I drifted, in ways I didn't want. Scared of feelings because I wasn't allowed to feel them after her; So I thought... You feel too much, stop. You talk too much, stop. You're too clingy, stop. You aren't talking enough, stop. This world feels like it's dying; In a sense, I can't make sense. This isn't the way I want to go; Here I go now, filling my own fucking cup.
Let us talk; Breathe the words straight to me. The pieces fit; They always have... I'm sick of all this running. My soul, mind, heart, and body; I'll give it all to you... Say what you need to; I give you these open ears. The ears that left; The ears that listen... I'm sick of living in this; This self built prison.
Float, right into my heart; Hold it, feel it beat. Place your hand across my chest; Let your head rest upon me... Breathe with me; We don't even have to speak... Just feel; The whole moment as we travel to sleep. Lace your fingers between mine; Wrap your legs around mine... Let us lay there; As we let our hearts out, bare.
If you want pieces; I have tons. I'll show you a childhood that should have ended my life; Yet didn't. That teacher tried to help; I should have accepted it... Maybe then I wouldn't be this fucked up!!

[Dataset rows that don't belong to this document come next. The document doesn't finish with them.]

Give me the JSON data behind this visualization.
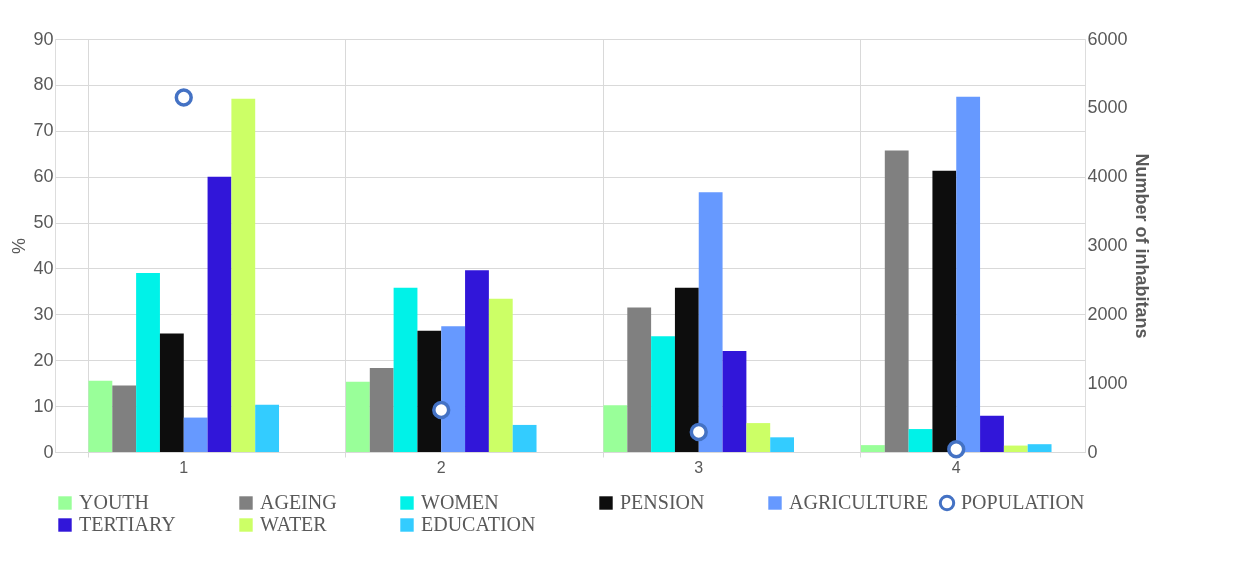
{
  "chart_data": {
    "type": "bar",
    "categories": [
      "1",
      "2",
      "3",
      "4"
    ],
    "ylabel": "%",
    "y2label": "Number of inhabitans",
    "ylim": [
      0,
      90
    ],
    "yticks": [
      0,
      10,
      20,
      30,
      40,
      50,
      60,
      70,
      80,
      90
    ],
    "y2lim": [
      0,
      6000
    ],
    "y2ticks": [
      0,
      1000,
      2000,
      3000,
      4000,
      5000,
      6000
    ],
    "grid": true,
    "legend": "bottom",
    "series": [
      {
        "name": "YOUTH",
        "color": "#99ff99",
        "values": [
          15.5,
          15.3,
          10.2,
          1.5
        ]
      },
      {
        "name": "AGEING",
        "color": "#808080",
        "values": [
          14.5,
          18.3,
          31.5,
          65.7
        ]
      },
      {
        "name": "WOMEN",
        "color": "#00f2e8",
        "values": [
          39,
          35.8,
          25.2,
          5
        ]
      },
      {
        "name": "PENSION",
        "color": "#0d0d0d",
        "values": [
          25.8,
          26.4,
          35.8,
          61.3
        ]
      },
      {
        "name": "AGRICULTURE",
        "color": "#6699ff",
        "values": [
          7.5,
          27.4,
          56.6,
          77.4
        ]
      },
      {
        "name": "TERTIARY",
        "color": "#3116d9",
        "values": [
          60,
          39.6,
          22,
          7.9
        ]
      },
      {
        "name": "WATER",
        "color": "#ccff66",
        "values": [
          77,
          33.4,
          6.3,
          1.4
        ]
      },
      {
        "name": "EDUCATION",
        "color": "#33ccff",
        "values": [
          10.3,
          5.9,
          3.2,
          1.7
        ]
      },
      {
        "name": "POPULATION",
        "color": "#4472c4",
        "type": "scatter",
        "marker": "circle",
        "axis": "y2",
        "values": [
          5150,
          610,
          290,
          40
        ]
      }
    ]
  }
}
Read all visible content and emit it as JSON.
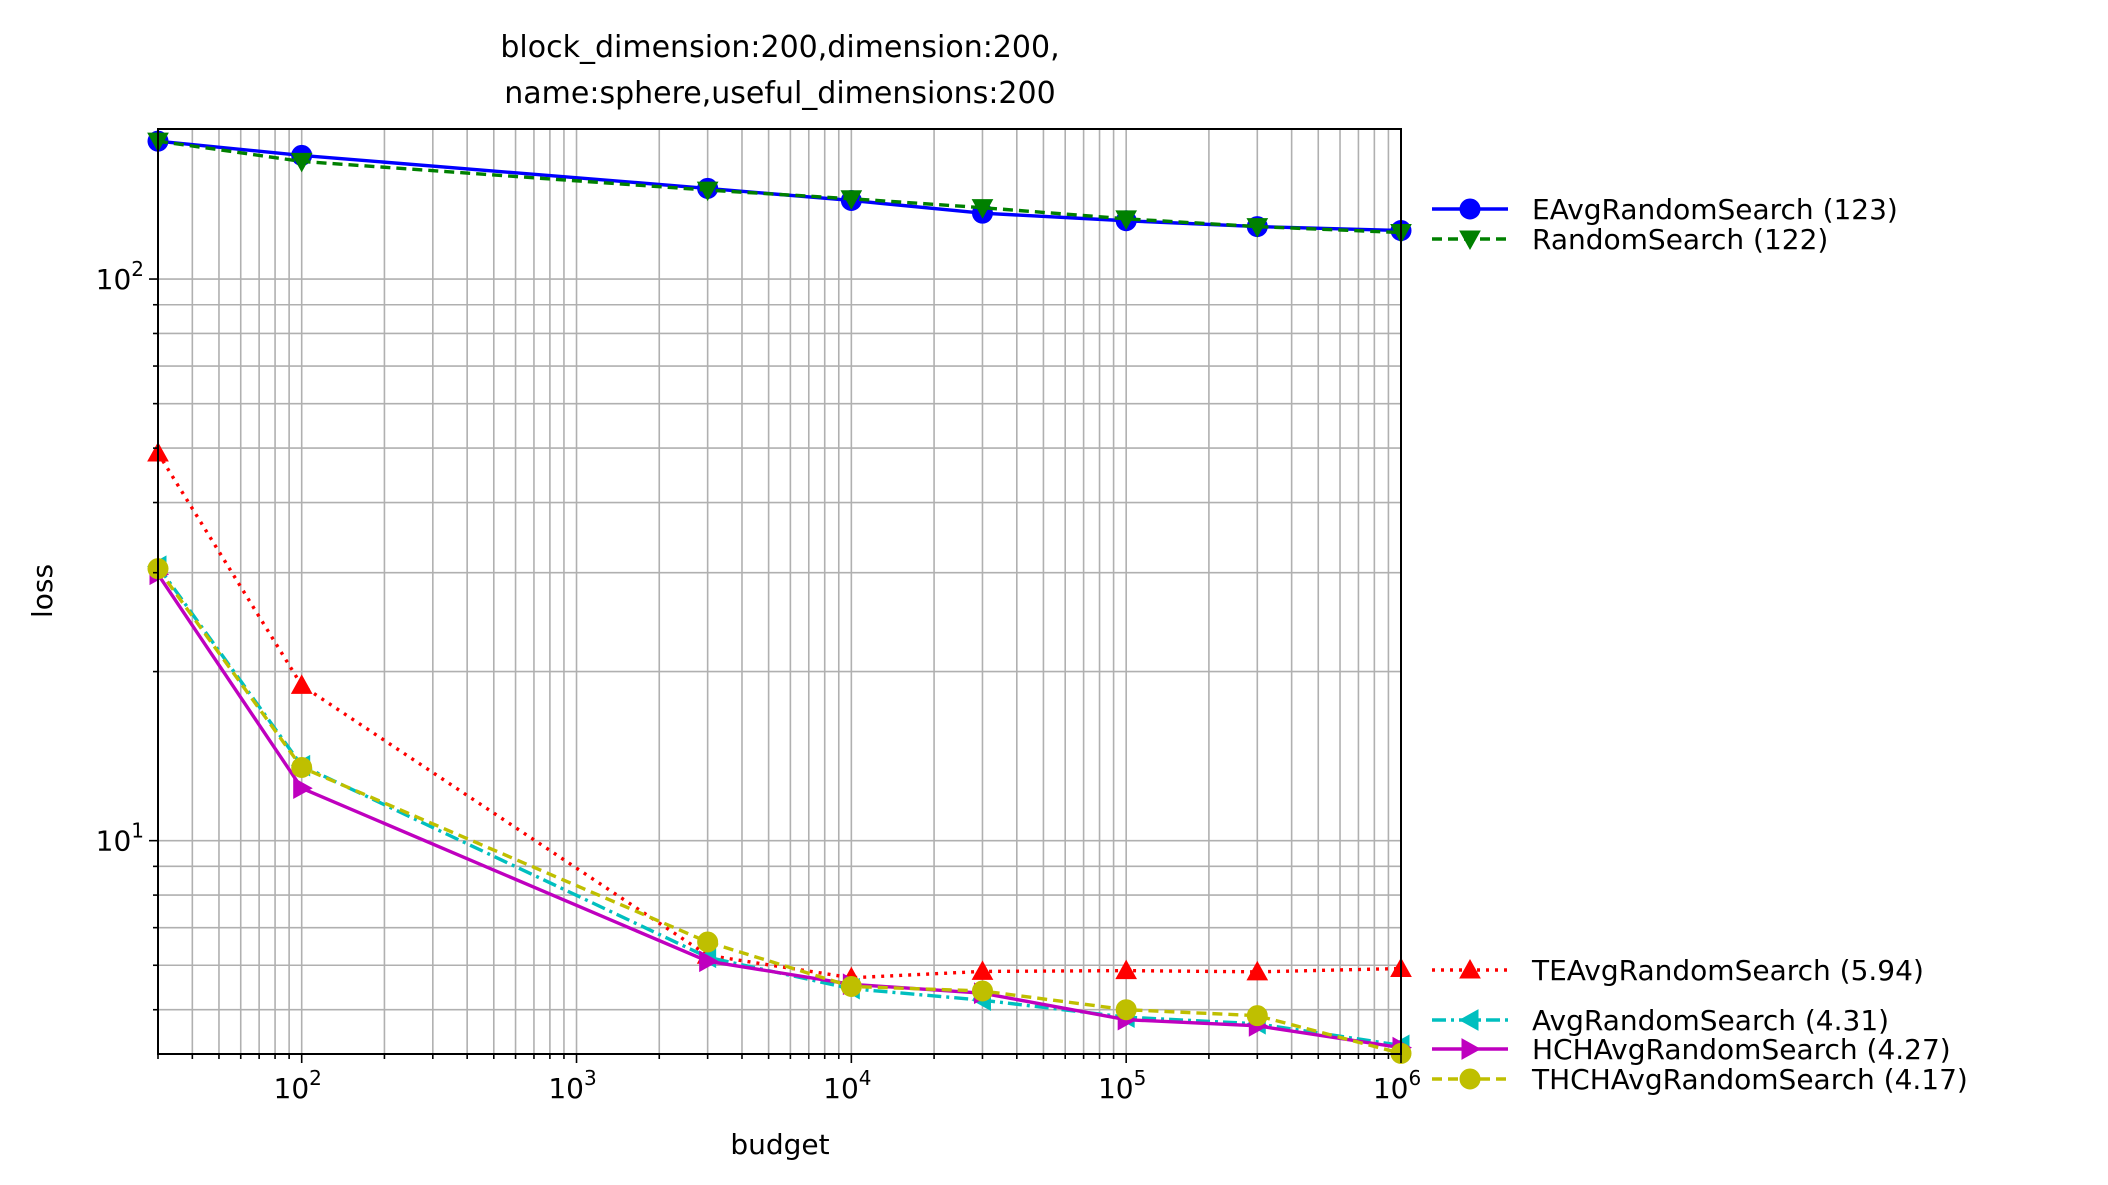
{
  "chart_data": {
    "type": "line",
    "title_lines": [
      "block_dimension:200,dimension:200,",
      "name:sphere,useful_dimensions:200"
    ],
    "xlabel": "budget",
    "ylabel": "loss",
    "xscale": "log",
    "yscale": "log",
    "xlim": [
      30,
      1000000
    ],
    "ylim": [
      4.17,
      185
    ],
    "grid": true,
    "legend_position": "outside-right",
    "x_ticks": [
      {
        "value": 100,
        "base": "10",
        "exp": "2"
      },
      {
        "value": 1000,
        "base": "10",
        "exp": "3"
      },
      {
        "value": 10000,
        "base": "10",
        "exp": "4"
      },
      {
        "value": 100000,
        "base": "10",
        "exp": "5"
      },
      {
        "value": 1000000,
        "base": "10",
        "exp": "6"
      }
    ],
    "y_ticks": [
      {
        "value": 10,
        "base": "10",
        "exp": "1"
      },
      {
        "value": 100,
        "base": "10",
        "exp": "2"
      }
    ],
    "x": [
      30,
      100,
      3000,
      10000,
      30000,
      100000,
      300000,
      1000000
    ],
    "series": [
      {
        "name": "EAvgRandomSearch (123)",
        "color": "#0000ff",
        "dash": "",
        "marker": "circle",
        "values": [
          176,
          166,
          145,
          138,
          131,
          127,
          124,
          122
        ]
      },
      {
        "name": "RandomSearch (122)",
        "color": "#008000",
        "dash": "10,6",
        "marker": "triangle-down",
        "values": [
          176,
          162,
          144,
          139,
          134,
          128,
          124,
          121
        ]
      },
      {
        "name": "TEAvgRandomSearch (5.94)",
        "color": "#ff0000",
        "dash": "3,6",
        "marker": "triangle-up",
        "values": [
          49,
          18.9,
          6.25,
          5.7,
          5.85,
          5.87,
          5.84,
          5.92
        ]
      },
      {
        "name": "AvgRandomSearch (4.31)",
        "color": "#00bfbf",
        "dash": "14,5,3,5",
        "marker": "triangle-left",
        "values": [
          30.8,
          13.6,
          6.2,
          5.45,
          5.2,
          4.85,
          4.72,
          4.32
        ]
      },
      {
        "name": "HCHAvgRandomSearch (4.27)",
        "color": "#bf00bf",
        "dash": "",
        "marker": "triangle-right",
        "values": [
          29.8,
          12.4,
          6.1,
          5.55,
          5.35,
          4.8,
          4.68,
          4.28
        ]
      },
      {
        "name": "THCHAvgRandomSearch (4.17)",
        "color": "#bfbf00",
        "dash": "10,6",
        "marker": "circle",
        "values": [
          30.5,
          13.5,
          6.6,
          5.5,
          5.4,
          5.0,
          4.88,
          4.18
        ]
      }
    ]
  }
}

I put myself through it; All those years of torment. Kill yourself, kill yourself; Y'all have no clue, it was never dormant. This is me; The destroyed person you all wanted me to fucking be right? Doesn't believe in himself; Hates himself, Doesn't deserve a thing; That's me right? Fuck you, fuck you, fuck you... Fuck it's so loud... These screams I yell at myself. Pretend doesn't exist now; This is me right now, Tipsy, barely able to care... Fuck it though right; I ain't worth the time??
That's it; That's the thought. The one that says it all...
I'll give my whole; Every piece of heart, mind, body and soul. I'll bare the wings I once wore; To fly in this void of my own creation. So I may feel something other than pain.